В этот раз я уже даже не пыталась понять, как это может быть,

ведь я до сих пор не могу представить, как можно

хотеть купить молока на немецком,

в наших городках так не бывает, иначе

мы бы совсем не понимали друг друга.

 

Поэтому я не думала ни о чем, просто ела по-русски оладьи

с русским смородиновым вареньем, пила по-русски чай,

развешивала выстиранные по-русски простыни и полотенца,

нашла по-русски в последний момент дырку на носке,

поменяла носки, вышла на улицу,

вдохнула и выдохнула, повторяя про себя

«она вдохнула и выдохнула» – по-русски, знакомыми и понятными словами,

день оказался холодным и теплым, сумеречным и ясным –

какими иногда бывают дни самой ранней весной,

неожиданно, без всякой причины подумала: любовь –

это когда тебе не причиняют боли, когда ты сам

не причиняешь боли, когда уверен,

что завтра тебя будут любить так же, как и вчера.

 

Я оглянулась назад, посмотрела вперед

и вдруг поняла, что думать такие вещи человек может

только на каком-то неизвестном ему языке.

 

 

Это стихотворение впервые было опубликовано на русском языке в сборнике Два ее единственных платья (Новое литературное обозрение, 2020).

Translator's Note

I suspect that when Ekaterina wrote this poem, she did not expect it to be translated. With its first line, ‘Я думаю только по-русски’, the narrator is hemmed in by a linguistic wall of her own making. Bringing this poem into English, or any other language, would seem to be a contradiction in terms. Translated into English this first line becomes ‘I only think in Russian’, an utterance to make Wittgenstein shudder.

The poem’s second line is no more straightforward, as I found out when I discussed it at a Russian translation workshop held as part of ALTA 43, the annual conference of the American Literary Translators’ Association.
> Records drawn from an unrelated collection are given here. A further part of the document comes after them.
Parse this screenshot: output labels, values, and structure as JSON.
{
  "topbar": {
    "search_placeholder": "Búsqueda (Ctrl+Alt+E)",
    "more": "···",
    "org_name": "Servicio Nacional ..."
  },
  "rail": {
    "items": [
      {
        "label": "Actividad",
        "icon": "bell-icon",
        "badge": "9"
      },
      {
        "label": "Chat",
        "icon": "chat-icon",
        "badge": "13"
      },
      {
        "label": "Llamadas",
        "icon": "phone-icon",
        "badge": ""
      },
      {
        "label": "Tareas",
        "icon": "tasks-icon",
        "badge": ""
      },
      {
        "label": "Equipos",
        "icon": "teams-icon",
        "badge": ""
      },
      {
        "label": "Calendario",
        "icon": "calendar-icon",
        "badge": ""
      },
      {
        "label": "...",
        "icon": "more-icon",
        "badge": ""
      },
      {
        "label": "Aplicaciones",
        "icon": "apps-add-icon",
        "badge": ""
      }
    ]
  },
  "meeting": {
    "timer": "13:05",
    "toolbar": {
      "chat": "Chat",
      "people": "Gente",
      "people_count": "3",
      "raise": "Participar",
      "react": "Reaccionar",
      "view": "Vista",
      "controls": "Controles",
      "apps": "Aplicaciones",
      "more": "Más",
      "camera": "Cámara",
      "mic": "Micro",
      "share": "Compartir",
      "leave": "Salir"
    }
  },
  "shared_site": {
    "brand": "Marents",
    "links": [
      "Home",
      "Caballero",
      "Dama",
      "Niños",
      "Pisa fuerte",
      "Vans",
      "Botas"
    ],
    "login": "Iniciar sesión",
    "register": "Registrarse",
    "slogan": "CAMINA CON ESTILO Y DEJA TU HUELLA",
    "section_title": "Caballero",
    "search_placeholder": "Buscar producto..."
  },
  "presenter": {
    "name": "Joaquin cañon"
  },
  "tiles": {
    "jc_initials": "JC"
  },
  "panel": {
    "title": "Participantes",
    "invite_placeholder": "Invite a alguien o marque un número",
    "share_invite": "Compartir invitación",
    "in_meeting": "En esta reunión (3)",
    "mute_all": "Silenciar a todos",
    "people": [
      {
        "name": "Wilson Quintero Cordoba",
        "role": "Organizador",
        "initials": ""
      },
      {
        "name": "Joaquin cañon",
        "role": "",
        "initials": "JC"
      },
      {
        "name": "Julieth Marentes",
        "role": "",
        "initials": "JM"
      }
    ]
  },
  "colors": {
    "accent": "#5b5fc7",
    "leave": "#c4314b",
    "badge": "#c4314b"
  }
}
As it turns out, if you want to whip up a posse of Russian translators into a frenzied state, just ask them how to translate a select group of typically Russian tea-adjacent snacks, in this case the ‘баранки’ of the poem’s second line. Should they be biscuits, bagels, bubliki, bread rings? In the end, the debate about this one little word got to the heart of the poem itself.

The narrator of this poem is telling us about her world inside the Russian language, a world she feels at home in, and whose limits she cannot conceive of crossing. My translation of the poem, by definition, cannot bring the English-language reader inside that world. To translate the poem is precisely to cross the limits the narrator has set herself, to step outside of her world. What, then, would be the point?
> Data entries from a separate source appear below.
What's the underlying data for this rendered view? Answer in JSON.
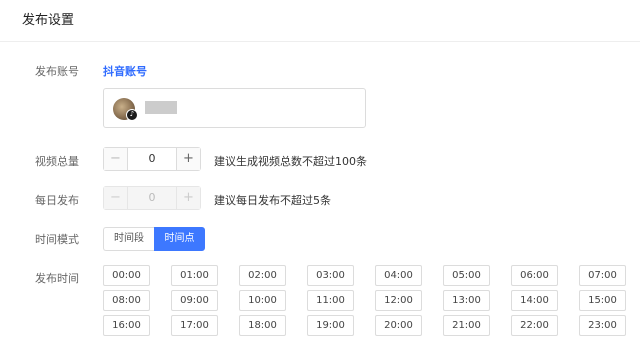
{
  "header": {
    "title": "发布设置"
  },
  "account": {
    "label": "发布账号",
    "link_text": "抖音账号",
    "avatar_icon": "user-avatar",
    "platform_icon": "tiktok-icon",
    "platform_glyph": "♪"
  },
  "video_total": {
    "label": "视频总量",
    "minus": "−",
    "value": "0",
    "plus": "+",
    "hint": "建议生成视频总数不超过100条"
  },
  "daily_publish": {
    "label": "每日发布",
    "minus": "−",
    "value": "0",
    "plus": "+",
    "hint": "建议每日发布不超过5条"
  },
  "time_mode": {
    "label": "时间模式",
    "options": [
      "时间段",
      "时间点"
    ],
    "selected": "时间点"
  },
  "publish_time": {
    "label": "发布时间",
    "slots": [
      "00:00",
      "01:00",
      "02:00",
      "03:00",
      "04:00",
      "05:00",
      "06:00",
      "07:00",
      "08:00",
      "09:00",
      "10:00",
      "11:00",
      "12:00",
      "13:00",
      "14:00",
      "15:00",
      "16:00",
      "17:00",
      "18:00",
      "19:00",
      "20:00",
      "21:00",
      "22:00",
      "23:00"
    ]
  },
  "colors": {
    "accent": "#3d78ff",
    "link": "#2f6bff",
    "border": "#dcdcdc"
  }
}
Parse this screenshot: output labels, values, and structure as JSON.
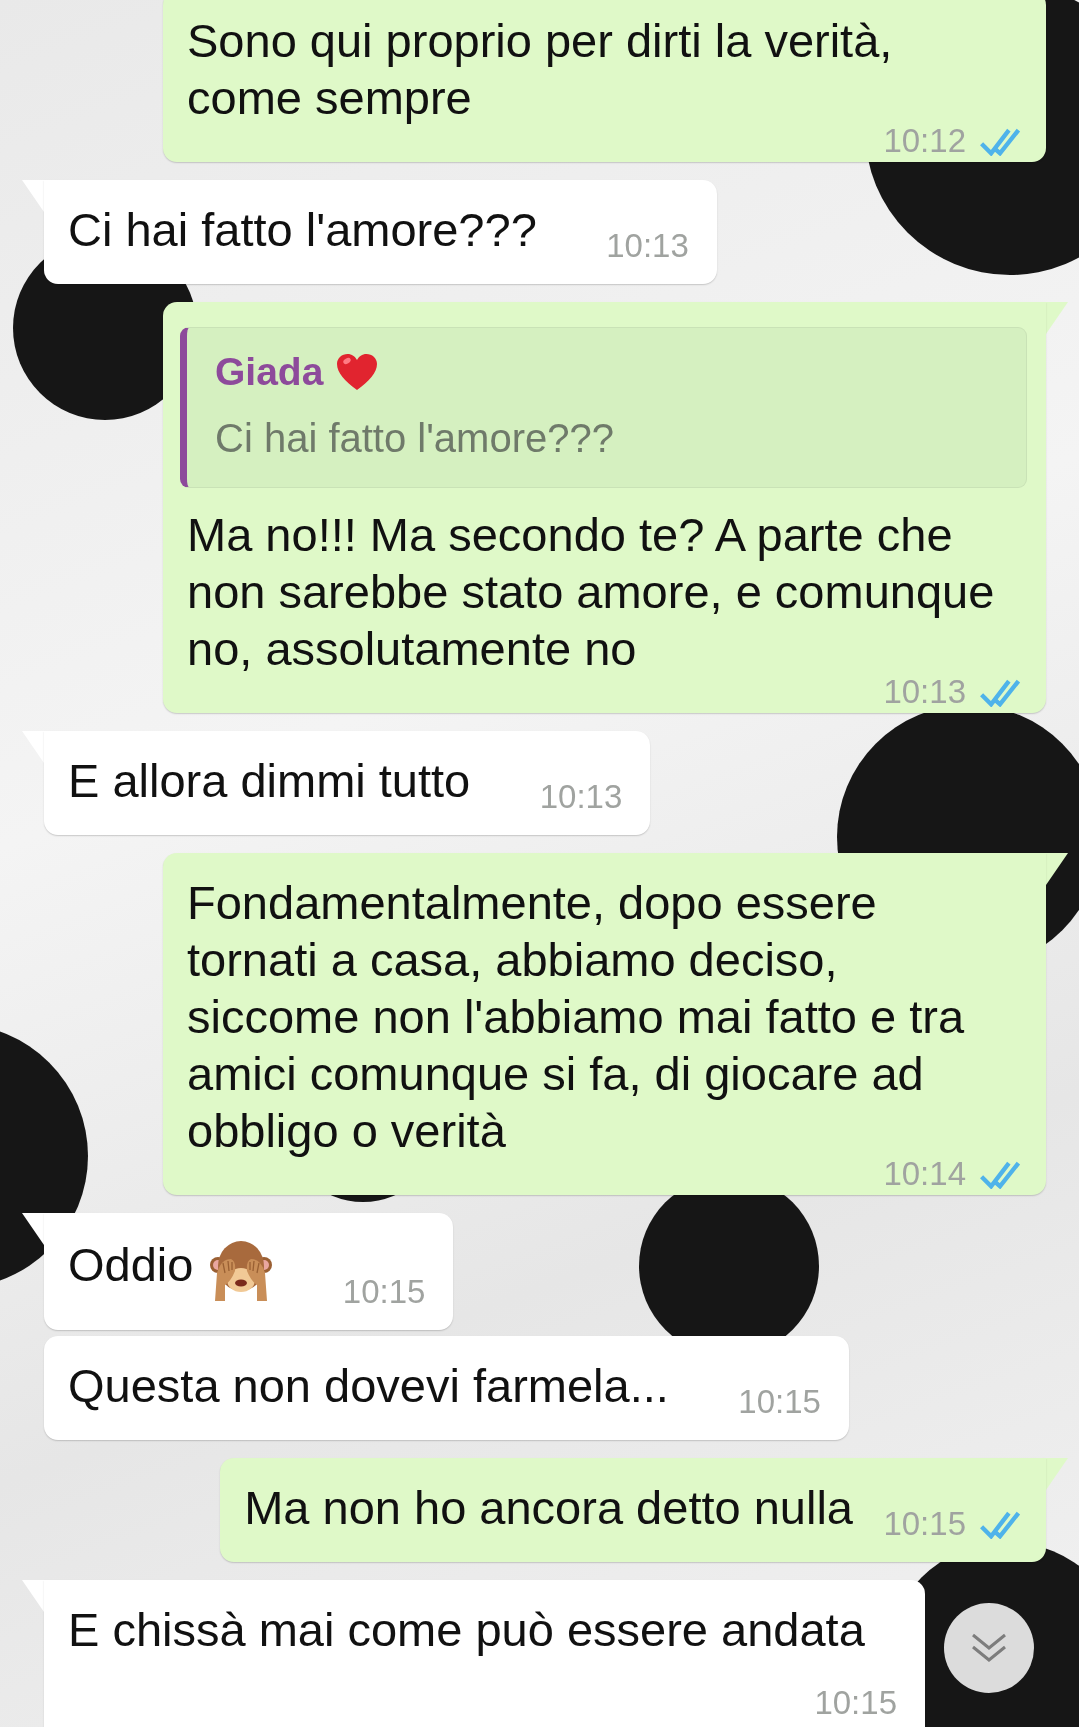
{
  "messages": [
    {
      "kind": "outgoing",
      "text": "Sono qui proprio per dirti la verità, come sempre",
      "time": "10:12",
      "read": true
    },
    {
      "kind": "incoming",
      "text": "Ci hai fatto l'amore???",
      "time": "10:13"
    },
    {
      "kind": "outgoing",
      "quote": {
        "author": "Giada",
        "author_heart": true,
        "text": "Ci hai fatto l'amore???"
      },
      "text": "Ma no!!! Ma secondo te? A parte che non sarebbe stato amore, e comunque no, assolutamente no",
      "time": "10:13",
      "read": true
    },
    {
      "kind": "incoming",
      "text": "E allora dimmi tutto",
      "time": "10:13"
    },
    {
      "kind": "outgoing",
      "text": "Fondamentalmente, dopo essere tornati a casa, abbiamo deciso, siccome non l'abbiamo mai fatto e tra amici comunque si fa, di giocare ad obbligo o verità",
      "time": "10:14",
      "read": true
    },
    {
      "kind": "incoming",
      "text": "Oddio",
      "trailing_emoji": true,
      "time": "10:15"
    },
    {
      "kind": "incoming",
      "text": "Questa non dovevi farmela...",
      "time": "10:15"
    },
    {
      "kind": "outgoing",
      "text": "Ma non ho ancora detto nulla",
      "time": "10:15",
      "read": true
    },
    {
      "kind": "incoming",
      "text": "E chissà mai come può essere andata",
      "time": "10:15"
    }
  ]
}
My translation, I decided, may not be able to bring the reader inside the world of the Russian language, but it can make them aware of their outside-ness. In this sense, my translation inverts the poem’s perspective – what is familiar to the poem’s narrator, like the баранка she dips in her tea every day, becomes a bread ring. Not a bagel, not a biscuit, but this vague, unfamiliar object with no precise, clear referent. I take this effect further a few lines later, when the reader is presented with a direct transliteration of the Russian. I might have left this text in Cyrillic, but I wanted this to be a poem to read aloud. I think the uncertainty about how to pronounce those familiar-unfamiliar lines can only add to the reader’s sense of being outside the language-world of the poem.
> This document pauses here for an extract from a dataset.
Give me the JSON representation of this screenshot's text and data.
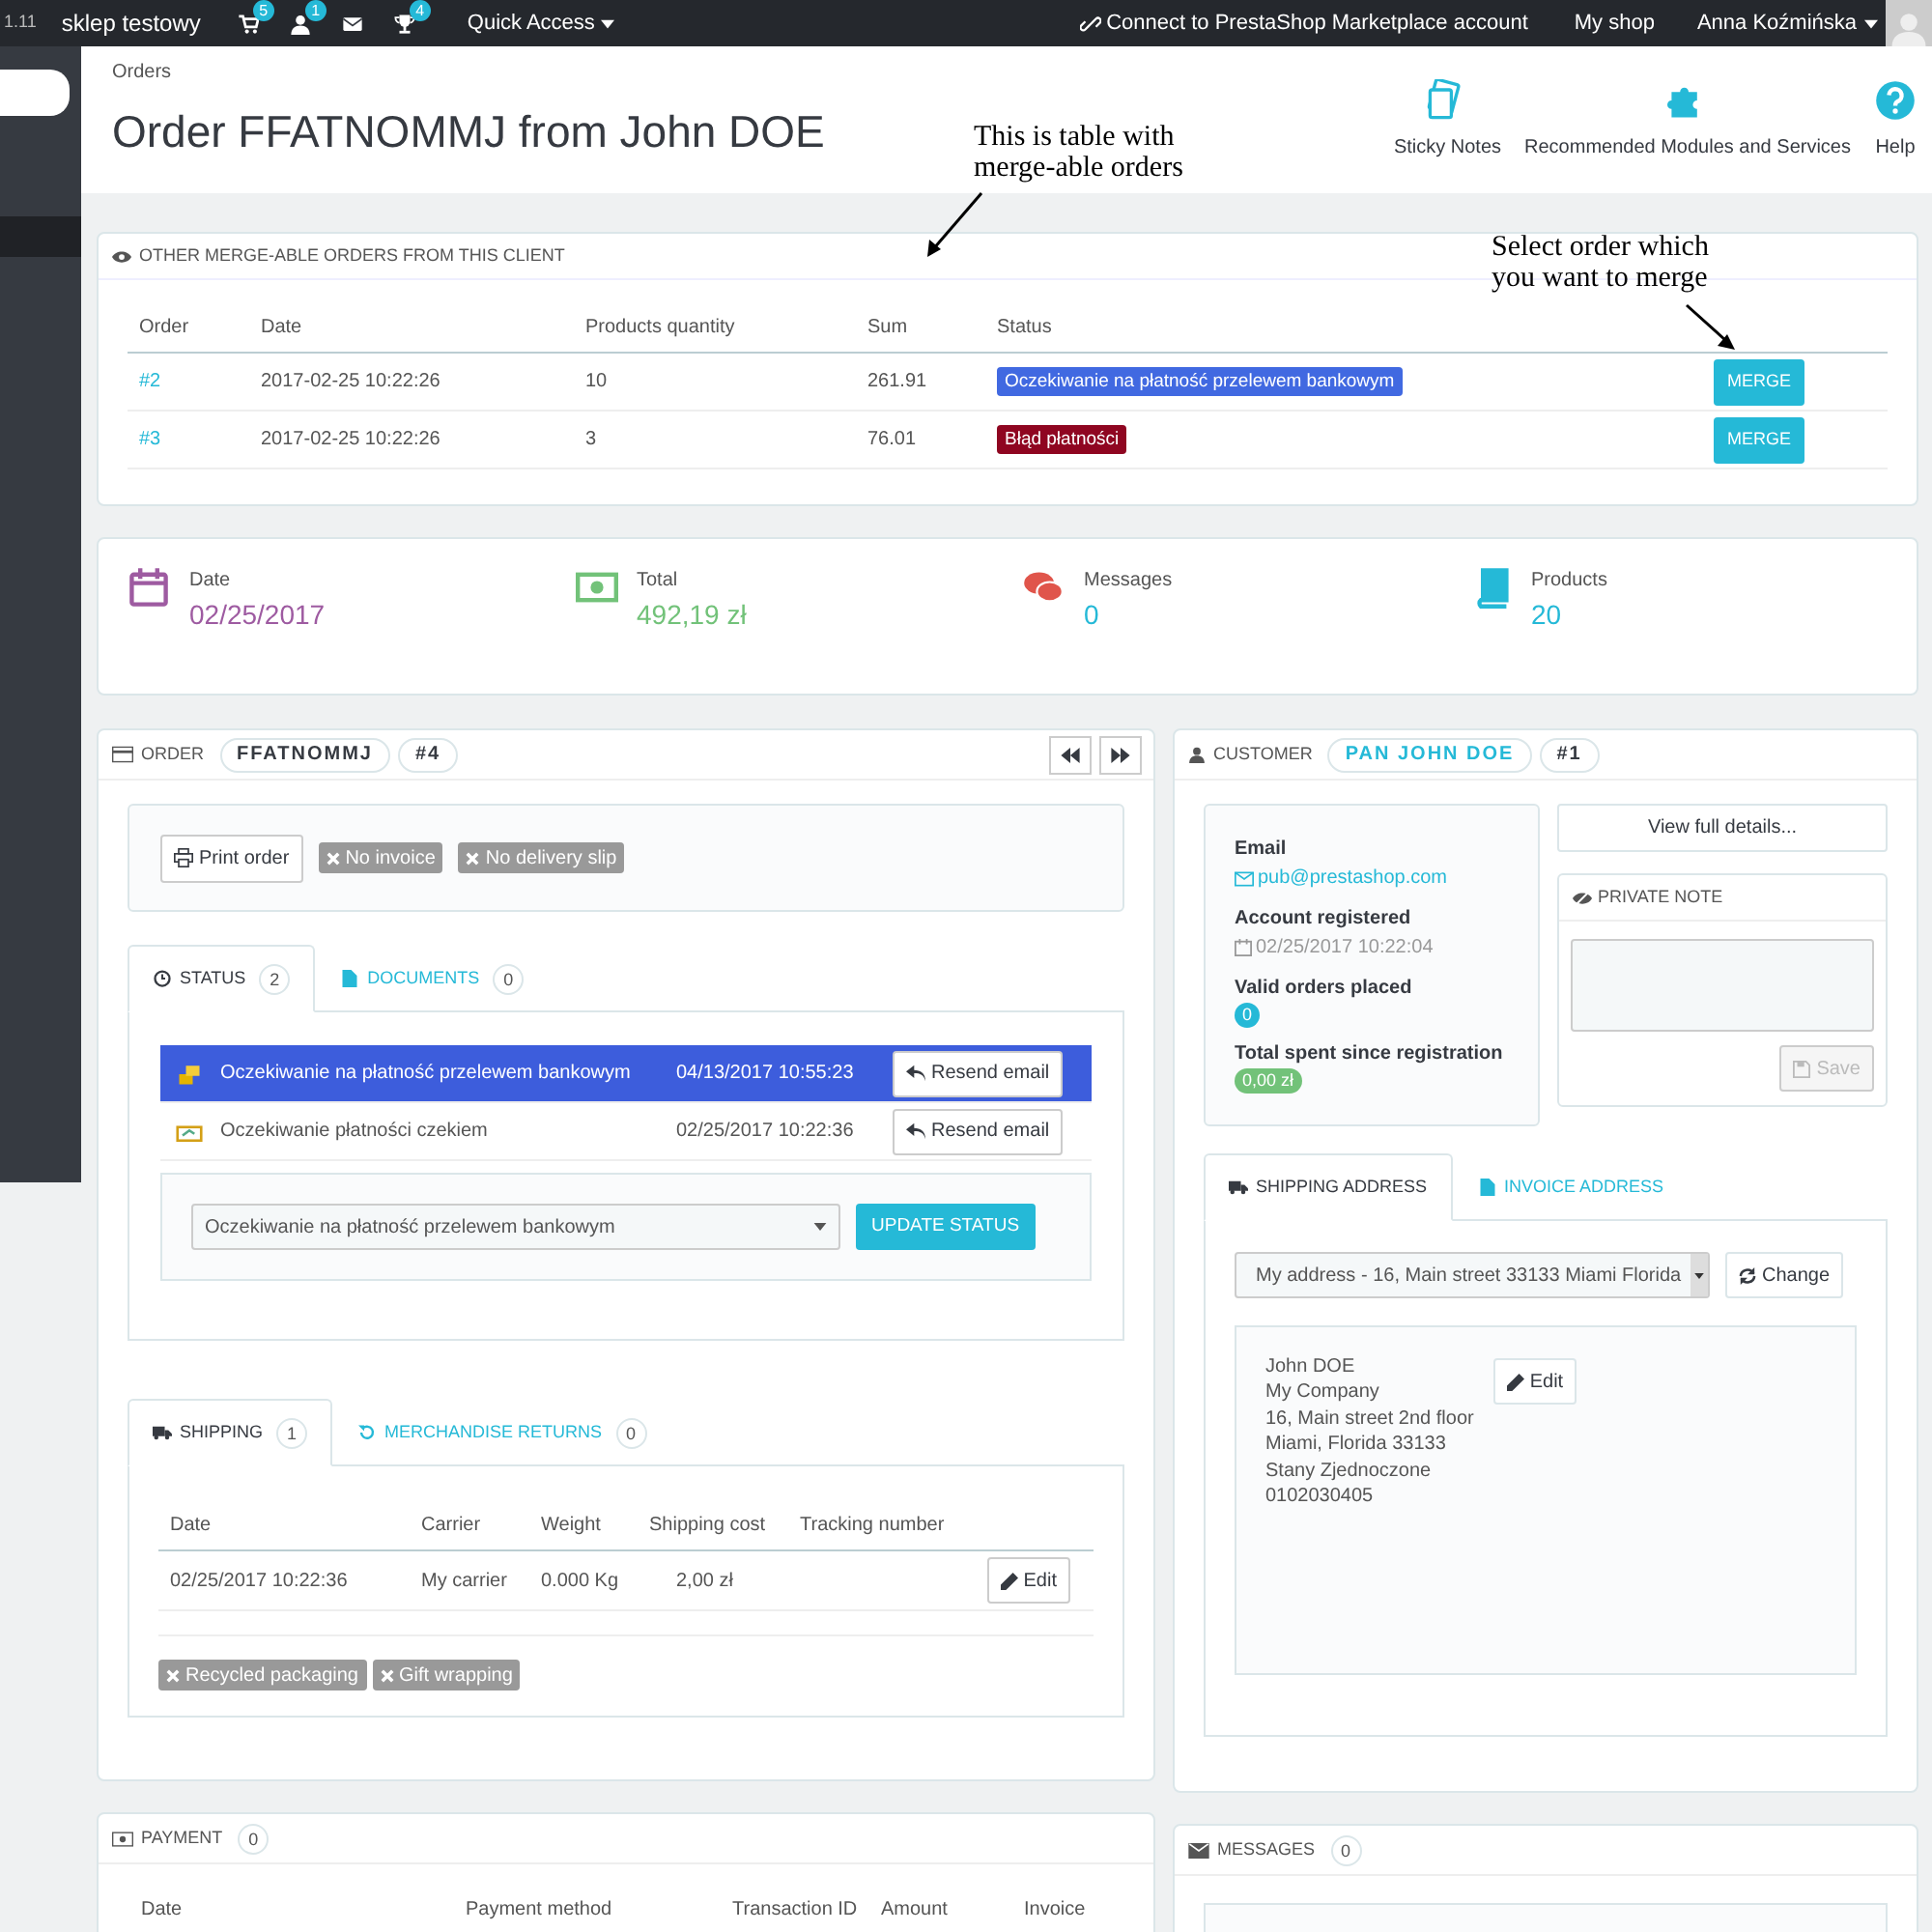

The approach had some unexpected consequences, such as the pleasing (to me) irony of the lines: ‘vdokhnula i vydokhnula, those familiar, intelligible words’. But I hope there is more to my translation than these little jokes at the reader’s expense. Like many of Ekaterina’s poems, this one ends on an aphoristic note, and an unexpected one. A poem that seemed to be about the limits of language, an ode to Sapir-Whorf, in fact becomes the opposite. We may think of ourselves as walled in (or out) by our language(s), as the poem’s first line seems to suggest, but ultimately, even for those of us who live, or imagine we live, within one language alone, this is never the extent of our world, or our self. In fact, the poem suggests, there is always something outwith. I hope that for the reader of my translation, too, something will emerge from a language they don’t know.